If we first initialize those fields that were given a value through __init__ and then use the NOTHING sentinel to initialize the values for those attributes that were not initialized through __init__ but before calling the factories, the problem dissapears. The reordered __init__ method would look something like this (I'm not really sure how the method is autogenerated but its a rough idea):

@define
class MyClass:
    ...
    
    def __init__(self, x = NOTHING, y = NOTHING): # <- this is autogenerated
        # initialize all fields before calling factories
        if x is not NOTHING:
            self.x = x
        elif isinstance(self.__attrs_attrs__['x'].default, Factory):
            self.x = NOTHING
        elif self.__attrs_attrs__['x'].default is not None:
            self.x = self.__attrs_attrs__['x'].default

        if y is not NOTHING:
            self.y = y
        elif isinstance(self.__attrs_attrs__['y'].default, Factory):
            self.y = NOTHING
        elif self.__attrs_attrs__['y'].default is not None:
            self.y = self.__attrs_attrs__['y'].default

        # call the factories for all fields that were not given a value through init
        if self.x is NOTHING and isinstance(self.__attrs_attrs__['x'].default, Factory):
            self.x = self.__attrs_attrs__['x'].default.factory(self)
            if self.x is NOTHING:
                raise ValueError("a factory may not return the NOTHING sentinel")

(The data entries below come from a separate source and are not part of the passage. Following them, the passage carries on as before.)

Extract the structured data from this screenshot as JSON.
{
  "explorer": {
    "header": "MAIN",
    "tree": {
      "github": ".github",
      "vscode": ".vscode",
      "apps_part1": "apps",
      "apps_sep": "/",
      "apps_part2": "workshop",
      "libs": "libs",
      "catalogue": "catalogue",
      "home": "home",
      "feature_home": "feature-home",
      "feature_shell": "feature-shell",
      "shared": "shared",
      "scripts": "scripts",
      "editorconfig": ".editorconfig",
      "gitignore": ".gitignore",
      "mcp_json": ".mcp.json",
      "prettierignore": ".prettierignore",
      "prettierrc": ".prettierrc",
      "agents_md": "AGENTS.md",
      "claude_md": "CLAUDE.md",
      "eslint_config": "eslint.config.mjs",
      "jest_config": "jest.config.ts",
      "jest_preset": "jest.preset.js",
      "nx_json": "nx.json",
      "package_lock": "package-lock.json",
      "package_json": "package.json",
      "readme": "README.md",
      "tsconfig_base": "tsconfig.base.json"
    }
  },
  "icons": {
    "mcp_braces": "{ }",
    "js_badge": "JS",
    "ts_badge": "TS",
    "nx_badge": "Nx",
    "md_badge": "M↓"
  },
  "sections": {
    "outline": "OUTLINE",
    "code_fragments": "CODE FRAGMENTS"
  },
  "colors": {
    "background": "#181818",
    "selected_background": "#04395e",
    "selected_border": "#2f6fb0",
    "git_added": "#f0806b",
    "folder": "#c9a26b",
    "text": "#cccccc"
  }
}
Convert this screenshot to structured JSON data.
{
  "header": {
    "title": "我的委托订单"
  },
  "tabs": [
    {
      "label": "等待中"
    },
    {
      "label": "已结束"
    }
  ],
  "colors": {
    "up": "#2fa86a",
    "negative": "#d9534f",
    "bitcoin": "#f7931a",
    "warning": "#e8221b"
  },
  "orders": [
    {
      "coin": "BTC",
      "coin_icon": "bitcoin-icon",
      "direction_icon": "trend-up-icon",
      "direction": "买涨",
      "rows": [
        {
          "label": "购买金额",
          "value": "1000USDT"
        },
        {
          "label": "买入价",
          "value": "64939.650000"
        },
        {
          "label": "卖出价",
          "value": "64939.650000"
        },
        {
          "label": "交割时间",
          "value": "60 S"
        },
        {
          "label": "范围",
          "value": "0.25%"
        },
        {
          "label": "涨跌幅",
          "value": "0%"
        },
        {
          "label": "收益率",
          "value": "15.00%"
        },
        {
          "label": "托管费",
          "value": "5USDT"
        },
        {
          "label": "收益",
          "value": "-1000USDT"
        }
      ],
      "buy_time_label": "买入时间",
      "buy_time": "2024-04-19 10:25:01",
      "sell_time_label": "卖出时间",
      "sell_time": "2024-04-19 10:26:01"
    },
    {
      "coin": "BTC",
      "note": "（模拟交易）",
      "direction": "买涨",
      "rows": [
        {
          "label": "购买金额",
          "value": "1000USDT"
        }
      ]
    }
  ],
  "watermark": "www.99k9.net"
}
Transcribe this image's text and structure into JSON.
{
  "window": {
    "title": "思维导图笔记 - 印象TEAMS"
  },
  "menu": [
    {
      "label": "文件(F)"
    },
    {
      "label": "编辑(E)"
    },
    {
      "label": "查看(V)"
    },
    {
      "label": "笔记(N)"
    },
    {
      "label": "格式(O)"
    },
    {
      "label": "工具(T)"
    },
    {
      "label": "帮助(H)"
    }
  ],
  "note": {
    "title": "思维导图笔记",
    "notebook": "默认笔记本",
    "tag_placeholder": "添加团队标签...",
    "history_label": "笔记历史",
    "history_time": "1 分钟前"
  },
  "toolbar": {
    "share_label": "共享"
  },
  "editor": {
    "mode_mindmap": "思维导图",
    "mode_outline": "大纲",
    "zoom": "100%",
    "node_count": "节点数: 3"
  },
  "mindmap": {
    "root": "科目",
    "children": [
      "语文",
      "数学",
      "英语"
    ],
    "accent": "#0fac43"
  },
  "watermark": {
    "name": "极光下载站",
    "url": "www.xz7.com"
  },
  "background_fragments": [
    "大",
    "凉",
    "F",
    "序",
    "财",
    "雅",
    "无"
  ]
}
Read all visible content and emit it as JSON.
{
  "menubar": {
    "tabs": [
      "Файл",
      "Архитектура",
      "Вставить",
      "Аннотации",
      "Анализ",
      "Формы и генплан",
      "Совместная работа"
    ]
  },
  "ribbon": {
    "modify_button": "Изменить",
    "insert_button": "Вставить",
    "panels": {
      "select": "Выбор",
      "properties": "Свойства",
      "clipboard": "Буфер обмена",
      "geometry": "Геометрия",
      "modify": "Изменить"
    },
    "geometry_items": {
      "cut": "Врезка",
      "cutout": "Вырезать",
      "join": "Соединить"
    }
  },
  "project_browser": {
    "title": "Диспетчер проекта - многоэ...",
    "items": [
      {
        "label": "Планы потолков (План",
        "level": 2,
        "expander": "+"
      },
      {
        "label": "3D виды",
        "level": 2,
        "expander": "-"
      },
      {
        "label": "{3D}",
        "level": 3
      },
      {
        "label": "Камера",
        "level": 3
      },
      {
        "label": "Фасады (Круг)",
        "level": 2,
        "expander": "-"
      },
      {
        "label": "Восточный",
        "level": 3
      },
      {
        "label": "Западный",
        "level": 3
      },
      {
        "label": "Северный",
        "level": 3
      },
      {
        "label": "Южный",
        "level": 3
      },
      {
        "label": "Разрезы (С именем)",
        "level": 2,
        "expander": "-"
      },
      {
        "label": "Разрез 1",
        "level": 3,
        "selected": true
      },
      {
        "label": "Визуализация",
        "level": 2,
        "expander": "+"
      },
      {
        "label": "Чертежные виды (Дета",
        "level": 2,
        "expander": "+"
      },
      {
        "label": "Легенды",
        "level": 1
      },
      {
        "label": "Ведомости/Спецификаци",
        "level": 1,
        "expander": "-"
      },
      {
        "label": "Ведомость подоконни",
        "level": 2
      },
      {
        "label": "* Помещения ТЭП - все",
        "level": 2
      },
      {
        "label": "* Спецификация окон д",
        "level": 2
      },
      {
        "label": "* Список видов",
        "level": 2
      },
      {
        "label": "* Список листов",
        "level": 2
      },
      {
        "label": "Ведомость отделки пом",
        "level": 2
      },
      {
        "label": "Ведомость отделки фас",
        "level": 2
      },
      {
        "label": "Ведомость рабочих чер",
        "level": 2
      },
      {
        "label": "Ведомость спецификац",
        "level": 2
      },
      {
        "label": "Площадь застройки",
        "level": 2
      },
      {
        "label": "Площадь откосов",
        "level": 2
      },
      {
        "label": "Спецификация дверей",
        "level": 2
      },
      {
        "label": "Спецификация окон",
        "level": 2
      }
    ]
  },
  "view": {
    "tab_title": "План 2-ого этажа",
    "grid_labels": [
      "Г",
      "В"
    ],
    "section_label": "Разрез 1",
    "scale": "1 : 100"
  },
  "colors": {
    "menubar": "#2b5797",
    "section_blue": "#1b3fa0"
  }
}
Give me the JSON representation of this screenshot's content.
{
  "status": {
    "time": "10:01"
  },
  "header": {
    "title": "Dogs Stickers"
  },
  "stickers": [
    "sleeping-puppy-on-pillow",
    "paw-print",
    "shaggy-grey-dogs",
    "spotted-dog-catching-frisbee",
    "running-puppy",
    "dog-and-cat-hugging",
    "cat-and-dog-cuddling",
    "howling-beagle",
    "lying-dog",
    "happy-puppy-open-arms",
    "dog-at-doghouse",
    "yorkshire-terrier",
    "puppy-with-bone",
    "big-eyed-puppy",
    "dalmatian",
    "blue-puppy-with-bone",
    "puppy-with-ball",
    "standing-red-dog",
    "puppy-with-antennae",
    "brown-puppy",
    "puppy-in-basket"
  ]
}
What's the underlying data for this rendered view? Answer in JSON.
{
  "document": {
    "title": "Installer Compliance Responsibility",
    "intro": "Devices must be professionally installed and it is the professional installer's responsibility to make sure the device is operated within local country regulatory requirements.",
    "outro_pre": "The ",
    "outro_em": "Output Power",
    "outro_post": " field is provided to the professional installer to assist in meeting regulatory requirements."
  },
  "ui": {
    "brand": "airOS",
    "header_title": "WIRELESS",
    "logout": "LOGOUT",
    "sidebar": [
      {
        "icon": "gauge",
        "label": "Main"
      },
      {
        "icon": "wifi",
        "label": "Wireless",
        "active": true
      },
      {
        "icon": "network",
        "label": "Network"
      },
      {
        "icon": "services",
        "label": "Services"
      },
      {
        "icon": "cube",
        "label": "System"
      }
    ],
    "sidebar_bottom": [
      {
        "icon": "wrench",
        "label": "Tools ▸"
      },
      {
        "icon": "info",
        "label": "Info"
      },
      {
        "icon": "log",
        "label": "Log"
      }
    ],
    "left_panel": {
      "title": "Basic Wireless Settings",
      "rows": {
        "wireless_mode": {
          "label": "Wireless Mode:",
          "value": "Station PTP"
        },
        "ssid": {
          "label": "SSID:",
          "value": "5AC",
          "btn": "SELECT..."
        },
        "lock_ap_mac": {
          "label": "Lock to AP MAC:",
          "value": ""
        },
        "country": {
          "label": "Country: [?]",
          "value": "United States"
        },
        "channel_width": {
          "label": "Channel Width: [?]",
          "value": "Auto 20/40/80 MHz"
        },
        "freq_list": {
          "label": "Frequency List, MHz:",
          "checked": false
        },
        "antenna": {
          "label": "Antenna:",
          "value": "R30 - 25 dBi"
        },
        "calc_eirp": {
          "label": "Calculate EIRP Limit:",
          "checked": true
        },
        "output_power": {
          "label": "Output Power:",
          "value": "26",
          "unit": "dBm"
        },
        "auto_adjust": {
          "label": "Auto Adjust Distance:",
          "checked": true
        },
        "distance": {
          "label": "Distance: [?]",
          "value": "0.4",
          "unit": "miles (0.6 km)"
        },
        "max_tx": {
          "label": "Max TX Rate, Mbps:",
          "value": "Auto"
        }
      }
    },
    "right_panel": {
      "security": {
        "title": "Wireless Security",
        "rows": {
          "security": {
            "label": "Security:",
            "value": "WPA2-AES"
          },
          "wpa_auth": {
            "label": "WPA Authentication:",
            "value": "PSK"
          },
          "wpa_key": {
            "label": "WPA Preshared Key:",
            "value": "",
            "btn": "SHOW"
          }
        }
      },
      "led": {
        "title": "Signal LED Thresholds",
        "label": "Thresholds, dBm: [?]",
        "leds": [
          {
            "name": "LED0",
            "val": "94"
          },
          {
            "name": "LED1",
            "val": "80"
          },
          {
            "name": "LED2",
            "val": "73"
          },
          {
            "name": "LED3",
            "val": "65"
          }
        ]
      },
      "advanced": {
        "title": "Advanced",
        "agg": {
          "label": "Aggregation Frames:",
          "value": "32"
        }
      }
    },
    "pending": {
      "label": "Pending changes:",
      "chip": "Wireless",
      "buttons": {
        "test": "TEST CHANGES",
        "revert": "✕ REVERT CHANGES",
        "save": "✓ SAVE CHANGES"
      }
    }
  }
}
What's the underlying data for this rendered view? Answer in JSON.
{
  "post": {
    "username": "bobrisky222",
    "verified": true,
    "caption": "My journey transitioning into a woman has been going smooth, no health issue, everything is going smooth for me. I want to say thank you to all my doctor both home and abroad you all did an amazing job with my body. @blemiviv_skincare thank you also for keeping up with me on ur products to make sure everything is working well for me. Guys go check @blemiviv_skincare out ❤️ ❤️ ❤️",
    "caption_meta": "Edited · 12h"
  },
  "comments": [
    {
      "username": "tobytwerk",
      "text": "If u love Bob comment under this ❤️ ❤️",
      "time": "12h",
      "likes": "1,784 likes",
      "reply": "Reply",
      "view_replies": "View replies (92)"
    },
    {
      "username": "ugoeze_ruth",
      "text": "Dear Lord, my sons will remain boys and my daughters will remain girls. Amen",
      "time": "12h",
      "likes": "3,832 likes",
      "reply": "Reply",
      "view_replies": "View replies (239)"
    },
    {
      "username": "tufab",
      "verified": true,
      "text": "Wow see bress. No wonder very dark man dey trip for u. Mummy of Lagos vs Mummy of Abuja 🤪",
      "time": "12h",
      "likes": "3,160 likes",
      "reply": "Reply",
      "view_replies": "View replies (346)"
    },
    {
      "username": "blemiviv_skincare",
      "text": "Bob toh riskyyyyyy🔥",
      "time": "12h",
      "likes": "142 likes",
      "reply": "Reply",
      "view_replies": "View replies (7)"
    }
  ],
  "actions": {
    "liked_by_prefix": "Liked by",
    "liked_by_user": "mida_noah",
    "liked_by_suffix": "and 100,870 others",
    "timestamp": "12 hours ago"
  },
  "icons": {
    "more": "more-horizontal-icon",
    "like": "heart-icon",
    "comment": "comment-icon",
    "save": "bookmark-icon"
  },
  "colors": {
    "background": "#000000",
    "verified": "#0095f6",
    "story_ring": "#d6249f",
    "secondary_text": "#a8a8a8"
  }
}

        if self.y is NOTHING and isinstance(self.__attrs_attrs__['y'].default, Factory):
            self.y = self.__attrs_attrs__['y'].default.factory(self)
            if self.y is NOTHING:
                raise ValueError("a factory may not return the NOTHING sentinel")
    
    ...

This has the additional benefit that now I can throw more descriptive error messages during initialization, like:

    ...
    @x.default
    def y_plus_one(self):
        if self.y is NOTHING:
            raise ValueError("either x or y has to be initialized")
        return self.y + 1
    ...

germaniuss avatar Jun 14 '24 21:06 germaniuss

I've written a patch locally and it works, so I'd be willing to send a PR if you're interested.